Nas últimas semanas, estamos observando no Brasil um conflito temporal entre comportamentos de algumas pessoas versus a realidade. Isso envolve desde celebridades a políticos e integrantes da sociedade como um todo. O tempo é cruel contra a percepção que algumas pessoas têm de certas coisas.

O ator José Mayer, por exemplo, justificou o violento assédio sexual a uma colega como um conflito geracional, ao qual ele, infelizmente, não soube se adequar ainda.
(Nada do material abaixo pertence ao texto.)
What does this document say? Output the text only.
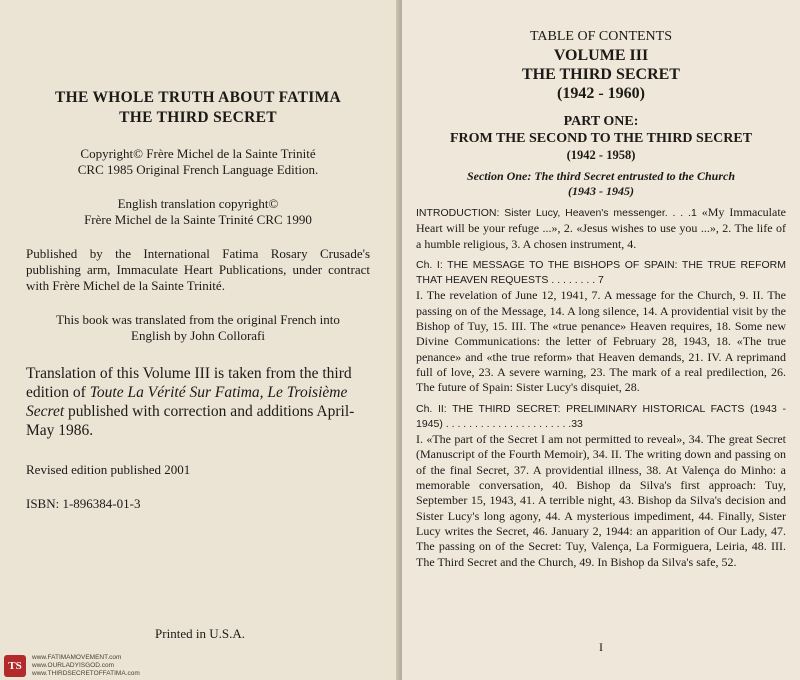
THE WHOLE TRUTH ABOUT FATIMA
THE THIRD SECRET
Copyright© Frère Michel de la Sainte Trinité
CRC 1985 Original French Language Edition.
English translation copyright©
Frère Michel de la Sainte Trinité CRC 1990
Published by the International Fatima Rosary Crusade's publishing arm, Immaculate Heart Publications, under contract with Frère Michel de la Sainte Trinité.
This book was translated from the original French into
English by John Collorafi
Translation of this Volume III is taken from the third edition of Toute La Vérité Sur Fatima, Le Troisième Secret published with correction and additions April-May 1986.
Revised edition published 2001
ISBN: 1-896384-01-3
Printed in U.S.A.
TS
www.FATIMAMOVEMENT.com
www.OURLADYISGOD.com
www.THIRDSECRETOFFATIMA.com
TABLE OF CONTENTS
VOLUME III
THE THIRD SECRET
(1942 - 1960)
PART ONE:
FROM THE SECOND TO THE THIRD SECRET
(1942 - 1958)
Section One: The third Secret entrusted to the Church
(1943 - 1945)
INTRODUCTION: Sister Lucy, Heaven's messenger. . . .1 «My Immaculate Heart will be your refuge ...», 2. «Jesus wishes to use you ...», 2. The life of a humble religious, 3. A chosen instrument, 4.
Ch. I: THE MESSAGE TO THE BISHOPS OF SPAIN: THE TRUE REFORM THAT HEAVEN REQUESTS . . . . . . . . 7
I. The revelation of June 12, 1941, 7. A message for the Church, 9. II. The passing on of the Message, 14. A long silence, 14. A providential visit by the Bishop of Tuy, 15. III. The «true penance» Heaven requires, 18. Some new Divine Communications: the letter of February 28, 1943, 18. «The true penance» and «the true reform» that Heaven demands, 21. IV. A reprimand full of love, 23. A severe warning, 23. The mark of a real predilection, 26. The future of Spain: Sister Lucy's disquiet, 28.
Ch. II: THE THIRD SECRET: PRELIMINARY HISTORICAL FACTS (1943 - 1945) . . . . . . . . . . . . . . . . . . . . . .33
I. «The part of the Secret I am not permitted to reveal», 34. The great Secret (Manuscript of the Fourth Memoir), 34. II. The writing down and passing on of the final Secret, 37. A providential illness, 38. At Valença do Minho: a memorable conversation, 40. Bishop da Silva's first approach: Tuy, September 15, 1943, 41. A terrible night, 43. Bishop da Silva's decision and Sister Lucy's long agony, 44. A mysterious impediment, 44. Finally, Sister Lucy writes the Secret, 46. January 2, 1944: an apparition of Our Lady, 47. The passing on of the Secret: Tuy, Valença, La Formiguera, Leiria, 48. III. The Third Secret and the Church, 49. In Bishop da Silva's safe, 52.
I
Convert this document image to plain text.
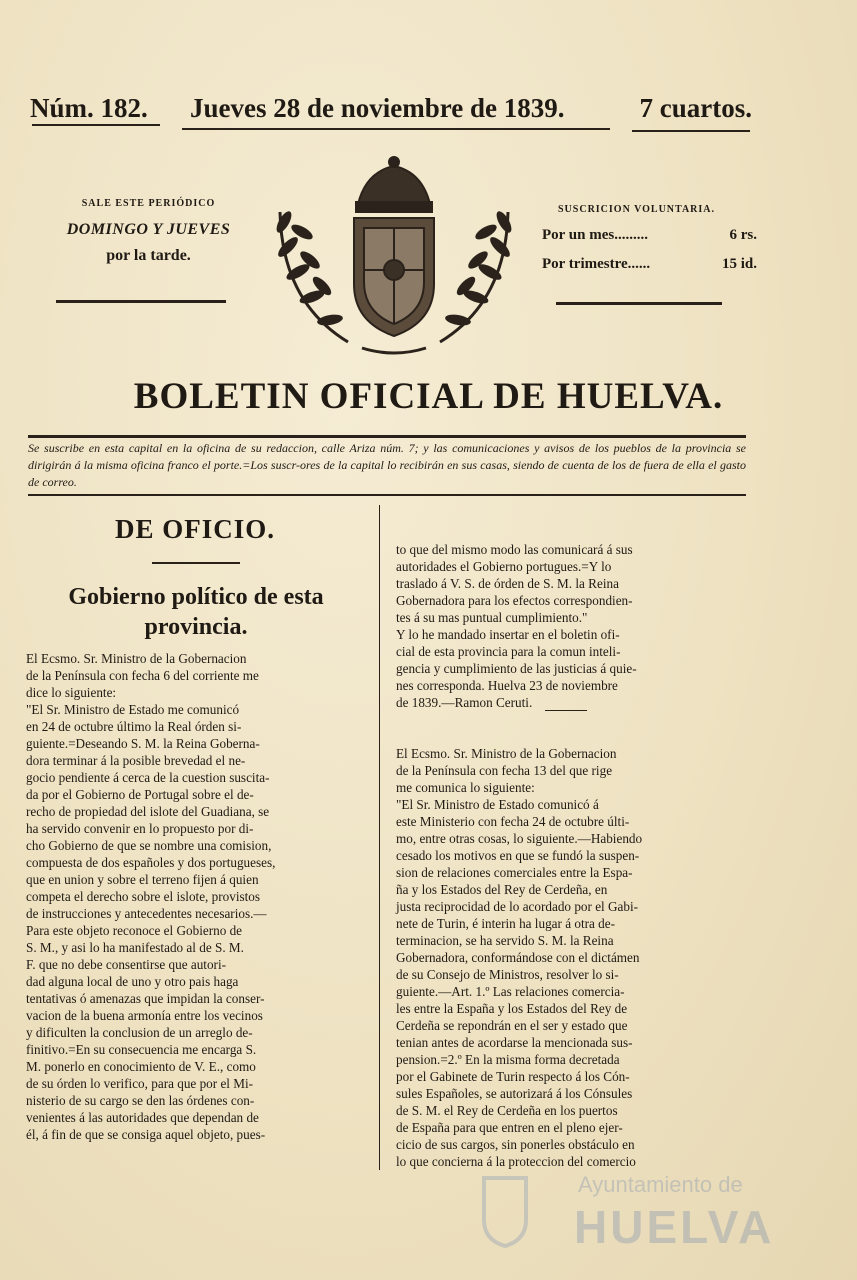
Núm. 182. Jueves 28 de noviembre de 1839.	7 cuartos.
SALE ESTE PERIÓDICO
DOMINGO Y JUEVES
por la tarde.
SUSCRICION VOLUNTARIA.
Por un mes.........	6 rs.
Por trimestre......	15 id.
BOLETIN OFICIAL DE HUELVA.
Se suscribe en esta capital en la oficina de su redaccion, calle Ariza núm. 7; y las comunicaciones y avisos de los pueblos de la provincia se dirigirán á la misma oficina franco el porte.=Los suscr-ores de la capital lo recibirán en sus casas, siendo de cuenta de los de fuera de ella el gasto de correo.
DE OFICIO.
Gobierno político de esta
provincia.

El Ecsmo. Sr. Ministro de la Gobernacion

de la Península con fecha 6 del corriente me

dice lo siguiente:

"El Sr. Ministro de Estado me comunicó

en 24 de octubre último la Real órden si-

guiente.=Deseando S. M. la Reina Goberna-

dora terminar á la posible brevedad el ne-

gocio pendiente á cerca de la cuestion suscita-

da por el Gobierno de Portugal sobre el de-

recho de propiedad del islote del Guadiana, se

ha servido convenir en lo propuesto por di-

cho Gobierno de que se nombre una comision,

compuesta de dos españoles y dos portugueses,

que en union y sobre el terreno fijen á quien

competa el derecho sobre el islote, provistos

de instrucciones y antecedentes necesarios.—

Para este objeto reconoce el Gobierno de

S. M., y asi lo ha manifestado al de S. M.

F. que no debe consentirse que autori-

dad alguna local de uno y otro pais haga

tentativas ó amenazas que impidan la conser-

vacion de la buena armonía entre los vecinos

y dificulten la conclusion de un arreglo de-

finitivo.=En su consecuencia me encarga S.

M. ponerlo en conocimiento de V. E., como

de su órden lo verifico, para que por el Mi-

nisterio de su cargo se den las órdenes con-

venientes á las autoridades que dependan de

él, á fin de que se consiga aquel objeto, pues-

to que del mismo modo las comunicará á sus

autoridades el Gobierno portugues.=Y lo

traslado á V. S. de órden de S. M. la Reina

Gobernadora para los efectos correspondien-

tes á su mas puntual cumplimiento."

Y lo he mandado insertar en el boletin ofi-

cial de esta provincia para la comun inteli-

gencia y cumplimiento de las justicias á quie-

nes corresponda. Huelva 23 de noviembre

de 1839.—Ramon Ceruti.

El Ecsmo. Sr. Ministro de la Gobernacion

de la Península con fecha 13 del que rige

me comunica lo siguiente:

"El Sr. Ministro de Estado comunicó á

este Ministerio con fecha 24 de octubre últi-

mo, entre otras cosas, lo siguiente.—Habiendo

cesado los motivos en que se fundó la suspen-

sion de relaciones comerciales entre la Espa-

ña y los Estados del Rey de Cerdeña, en

justa reciprocidad de lo acordado por el Gabi-

nete de Turin, é interin ha lugar á otra de-

terminacion, se ha servido S. M. la Reina

Gobernadora, conformándose con el dictámen

de su Consejo de Ministros, resolver lo si-

guiente.—Art. 1.º Las relaciones comercia-

les entre la España y los Estados del Rey de

Cerdeña se repondrán en el ser y estado que

tenian antes de acordarse la mencionada sus-

pension.=2.º En la misma forma decretada

por el Gabinete de Turin respecto á los Cón-

sules Españoles, se autorizará á los Cónsules

de S. M. el Rey de Cerdeña en los puertos

de España para que entren en el pleno ejer-

cicio de sus cargos, sin ponerles obstáculo en

lo que concierna á la proteccion del comercio

Ayuntamiento de
HUELVA
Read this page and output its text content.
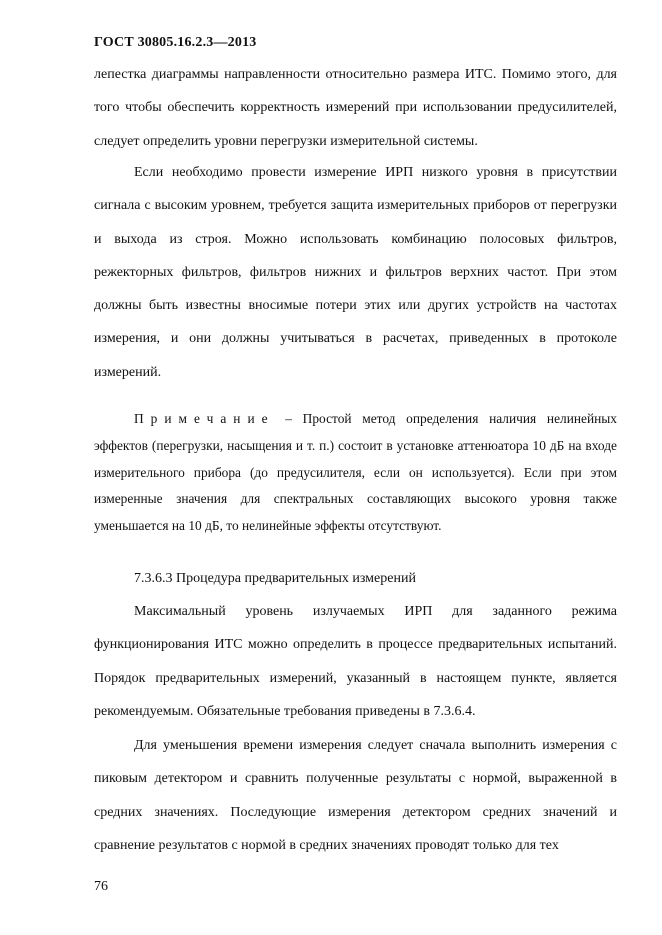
ГОСТ 30805.16.2.3—2013
лепестка диаграммы направленности относительно размера ИТС. Помимо этого, для того чтобы обеспечить корректность измерений при использовании предусилителей, следует определить уровни перегрузки измерительной системы.
Если необходимо провести измерение ИРП низкого уровня в присутствии сигнала с высоким уровнем, требуется защита измерительных приборов от перегрузки и выхода из строя. Можно использовать комбинацию полосовых фильтров, режекторных фильтров, фильтров нижних и фильтров верхних частот. При этом должны быть известны вносимые потери этих или других устройств на частотах измерения, и они должны учитываться в расчетах, приведенных в протоколе измерений.
Примечание – Простой метод определения наличия нелинейных эффектов (перегрузки, насыщения и т. п.) состоит в установке аттенюатора 10 дБ на входе измерительного прибора (до предусилителя, если он используется). Если при этом измеренные значения для спектральных составляющих высокого уровня также уменьшается на 10 дБ, то нелинейные эффекты отсутствуют.
7.3.6.3 Процедура предварительных измерений
Максимальный уровень излучаемых ИРП для заданного режима функционирования ИТС можно определить в процессе предварительных испытаний. Порядок предварительных измерений, указанный в настоящем пункте, является рекомендуемым. Обязательные требования приведены в 7.3.6.4.
Для уменьшения времени измерения следует сначала выполнить измерения с пиковым детектором и сравнить полученные результаты с нормой, выраженной в средних значениях. Последующие измерения детектором средних значений и сравнение результатов с нормой в средних значениях проводят только для тех
76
O mesmo segue pela esfera da política. O “caixa 2”, ou doação não contabilizada para campanha, era tratado como normal, até banal em, provavelmente, todas as eleições brasileiras. Apesar de sempre ter sido errado – assim como o comportamento de Zé Mayer – era tão corriqueiro e relacionado a um período determinado, que ser punido por isso era impensável e até “injusto”.

Pediu desculpas, tá novo

Podemos ir além do “caixa 2” e falarmos de propina. Movido pelo fantástico atalho criado pela Igreja Católica no ano de 1215 – a confissão individual – esse mecanismo religioso acabou sendo incorporado de uma forma tão profunda e suave à cultura brasileira (essencialmente católica em hábitos e expressões), que obviamente adentrou o ambiente político.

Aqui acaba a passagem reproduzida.